Challenges and objectives
The EXTREMA project aims to study the natural processes causing episodic material flows, and their impact on the redistribution of pollutants in the various compartments of the geosphere (atmosphere, soil, rivers, coastal marine environment, deep sea environment).
This work is mainly based on quantifying and modelling the solid and liquid material flows acting as transfer vectors for pollutants. The results will be used to assess the vulnerability of the environment to extreme climate events over the next 20 to 30 years, and thereby answer the following questions:
- What is the impact of massive redistributions of sedimentary masses on the transfer of pollutants within a continent-coastal marine environment-deep sea environment continuum?
- Do these redistributions cause a dispersion/dilution of pollutants in the environment or, on the contrary, a localised accumulation/concentration in certain receiving environments?
- Is the vulnerability of the affected environments modified? If so, over which time scale?
- What are the threshold phenomena potentially inducing sudden changes in the distribution of anthropic pollutants in the environment over the medium term?
Project description, methodology
To achieve these objectives, the EXTREMA project implements an integrated approach encompassing the atmospheric, continental and marine environments in the coastal system of the Gulf of Lions. This study area was chosen for the following reasons:
- geosphere vulnerability (at the scale of the Gulf of Lions) to both extreme meteo-climatic events and pollutions,
- existence of a corpus of knowledge and experience acquired by project partners regarding the various environmental compartments of this coastal system,
- existence of available records and on-site experimental systems (observation networks and instrumentation).
This study area comprises various workshop areas: upstream Rhone and Tet catchment basin, estuaries and deltas of these two rivers, and Gulf of Lions from coastline to deep sea environment (base of continental slope).
Research is focused on two large families of contaminants: artificial radionuclides, which will also be used as tracers (Cs-137 and transuranic elements, covered more specifically in the IRSN's EXTREME project), and trace metals (particularly Pb, Zn, Cd and Cu).
The vulnerability of environments to the impact of extreme climate events over the next decades is assessed by modelling mass transfers in response to various climate change scenarios.
The multiple fields of expertise of partner teams (atmospheric physics, chemistry, geochemistry, morphology, sedimentology, oceanography, modelling) will allow the generation of new data and a combined analysis with historic data.

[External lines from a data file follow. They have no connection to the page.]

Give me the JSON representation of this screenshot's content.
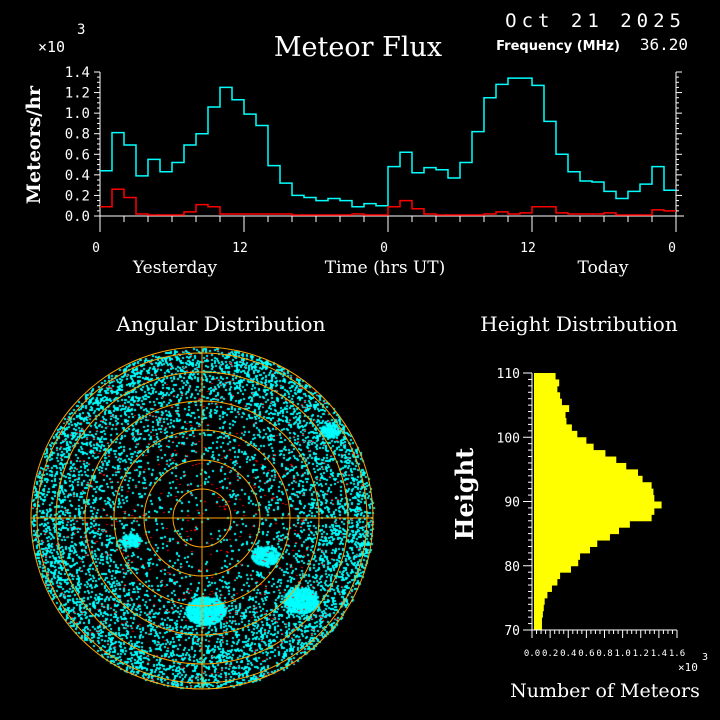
{
  "header": {
    "date": "Oct 21 2025",
    "frequency_label": "Frequency (MHz)",
    "frequency_value": "36.20"
  },
  "chart_data": [
    {
      "type": "line",
      "style": "step",
      "title": "Meteor Flux",
      "ylabel": "Meteors/hr",
      "y_multiplier": "x10^3",
      "y_multiplier_base": "×10",
      "y_multiplier_exp": "3",
      "xlabel": "Time (hrs UT)",
      "x_group_labels": [
        "Yesterday",
        "Today"
      ],
      "x_tick_labels": [
        "0",
        "12",
        "0",
        "12",
        "0"
      ],
      "y_tick_labels": [
        "0.0",
        "0.2",
        "0.4",
        "0.6",
        "0.8",
        "1.0",
        "1.2",
        "1.4"
      ],
      "xlim": [
        0,
        48
      ],
      "ylim": [
        0,
        1.4
      ],
      "bin_hours": 1,
      "series": [
        {
          "color": "#00ffff",
          "values": [
            0.44,
            0.81,
            0.69,
            0.39,
            0.55,
            0.43,
            0.52,
            0.69,
            0.8,
            1.06,
            1.25,
            1.13,
            0.99,
            0.88,
            0.49,
            0.32,
            0.2,
            0.18,
            0.15,
            0.17,
            0.15,
            0.09,
            0.12,
            0.1,
            0.48,
            0.62,
            0.42,
            0.47,
            0.45,
            0.37,
            0.52,
            0.82,
            1.15,
            1.28,
            1.34,
            1.34,
            1.27,
            0.92,
            0.6,
            0.43,
            0.34,
            0.33,
            0.24,
            0.17,
            0.24,
            0.31,
            0.48,
            0.25
          ]
        },
        {
          "color": "#ff0000",
          "values": [
            0.09,
            0.26,
            0.18,
            0.02,
            0.01,
            0.01,
            0.01,
            0.04,
            0.11,
            0.09,
            0.02,
            0.02,
            0.02,
            0.02,
            0.02,
            0.02,
            0.01,
            0.01,
            0.01,
            0.01,
            0.01,
            0.02,
            0.01,
            0.01,
            0.09,
            0.15,
            0.07,
            0.02,
            0.01,
            0.01,
            0.01,
            0.01,
            0.02,
            0.04,
            0.02,
            0.03,
            0.09,
            0.09,
            0.03,
            0.02,
            0.02,
            0.02,
            0.03,
            0.01,
            0.01,
            0.01,
            0.06,
            0.05
          ]
        }
      ]
    },
    {
      "type": "scatter",
      "style": "polar-sky-map",
      "title": "Angular Distribution",
      "colors": {
        "points": "#00ffff",
        "highlight": "#ff0000",
        "grid": "#ffa500"
      }
    },
    {
      "type": "bar",
      "orientation": "horizontal",
      "title": "Height Distribution",
      "ylabel": "Height",
      "xlabel": "Number of Meteors",
      "x_multiplier_base": "×10",
      "x_multiplier_exp": "3",
      "xlim": [
        0,
        1.6
      ],
      "ylim": [
        70,
        110
      ],
      "y_tick_labels": [
        "70",
        "80",
        "90",
        "100",
        "110"
      ],
      "x_tick_labels": [
        "0.0",
        "0.2",
        "0.4",
        "0.6",
        "0.8",
        "1.0",
        "1.2",
        "1.4",
        "1.6"
      ],
      "color": "#ffff00",
      "bin_heights": [
        70,
        71,
        72,
        73,
        74,
        75,
        76,
        77,
        78,
        79,
        80,
        81,
        82,
        83,
        84,
        85,
        86,
        87,
        88,
        89,
        90,
        91,
        92,
        93,
        94,
        95,
        96,
        97,
        98,
        99,
        100,
        101,
        102,
        103,
        104,
        105,
        106,
        107,
        108,
        109
      ],
      "values": [
        0.11,
        0.11,
        0.12,
        0.13,
        0.14,
        0.17,
        0.22,
        0.28,
        0.31,
        0.43,
        0.51,
        0.53,
        0.64,
        0.72,
        0.86,
        0.96,
        1.08,
        1.32,
        1.35,
        1.43,
        1.35,
        1.34,
        1.32,
        1.22,
        1.17,
        1.04,
        0.93,
        0.81,
        0.68,
        0.6,
        0.5,
        0.44,
        0.38,
        0.37,
        0.41,
        0.33,
        0.31,
        0.28,
        0.3,
        0.26
      ]
    }
  ]
}
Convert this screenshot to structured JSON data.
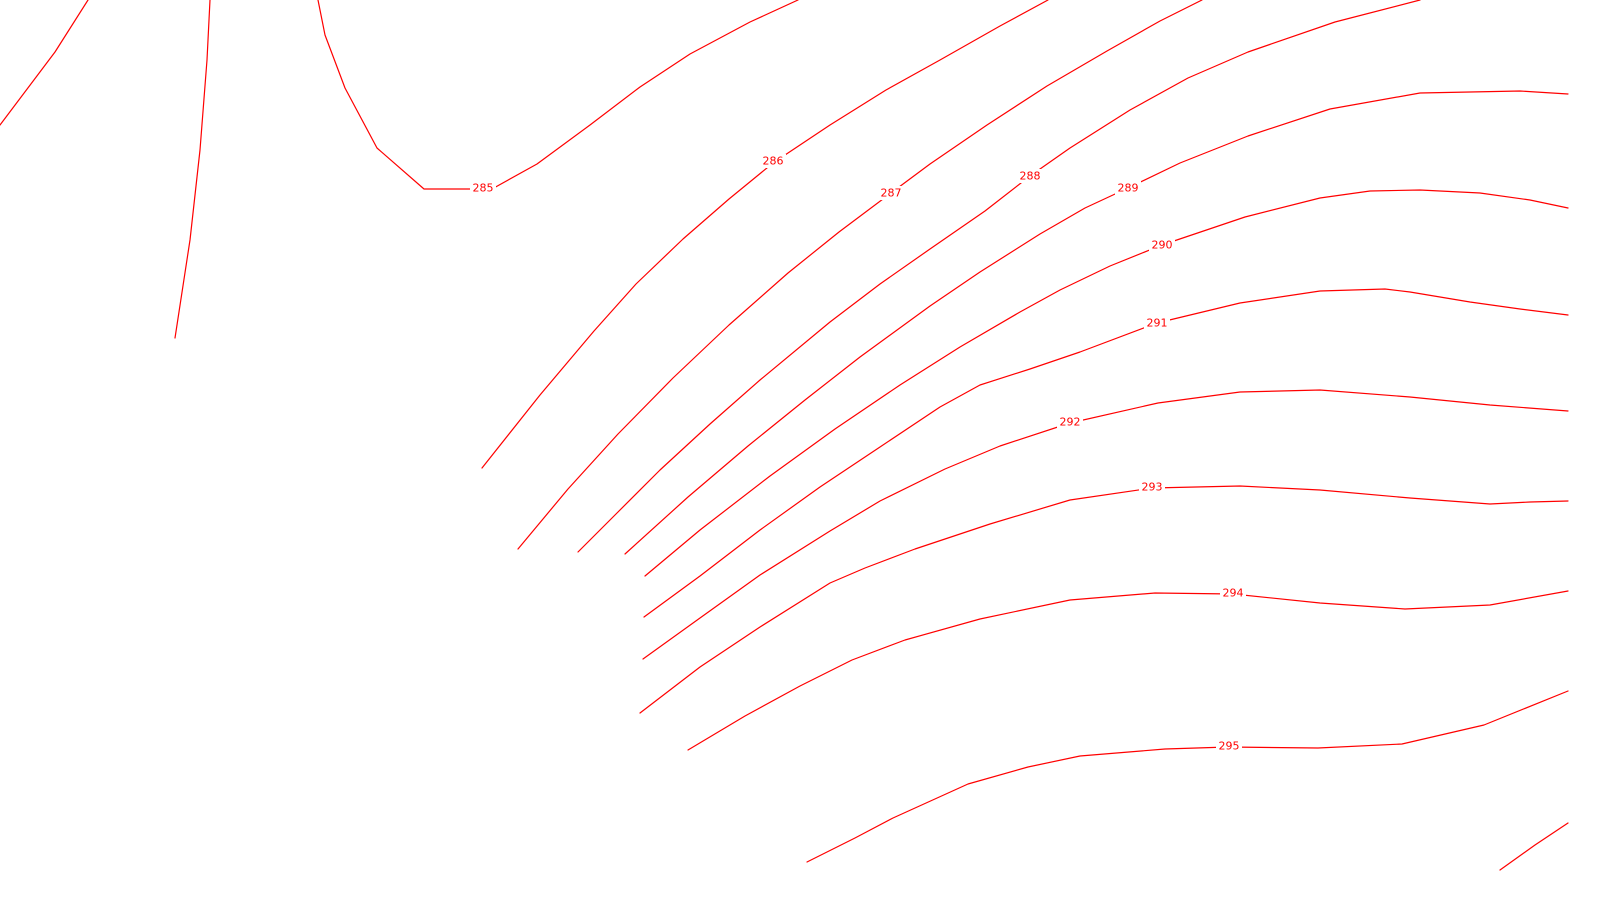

The EXTREMA project should therefore yield the following results:
- determination of changes in frequency of extreme meteo-climatic events in the coastal area of the Gulf of Lions, based on historic records from the last century (precipitation, atmospheric dust, high waters, floods, storms, cascading),
- quantification of episodic flows generated by intense meteo-climatic events, as compared to annual average flows (liquid flow, solid flow, artificial radionuclides and associated trace metals),
- characterisation of the nature and typology of extreme flows, including the identification of preferential transfer vectors (suspended and bedload transport, dispersion and translocation, channels, etc.),
- establishment of empirical force-flow relations within the various workshop areas (large catchment basin, basin of limited size), useful both for extrapolations and predictive approaches,
- determination of the intensity of contaminant redistribution within the various compartments of the geosphere,
- identification of concentration/focalisation points and sink compartments,
- assessment of the duration of imbalances produced by extreme climate events (reversibility or irreversibility, threshold phenomena, sudden changes),
- assessment of the vulnerability of coastal environments to global climate changes over the next 20 to 30 years.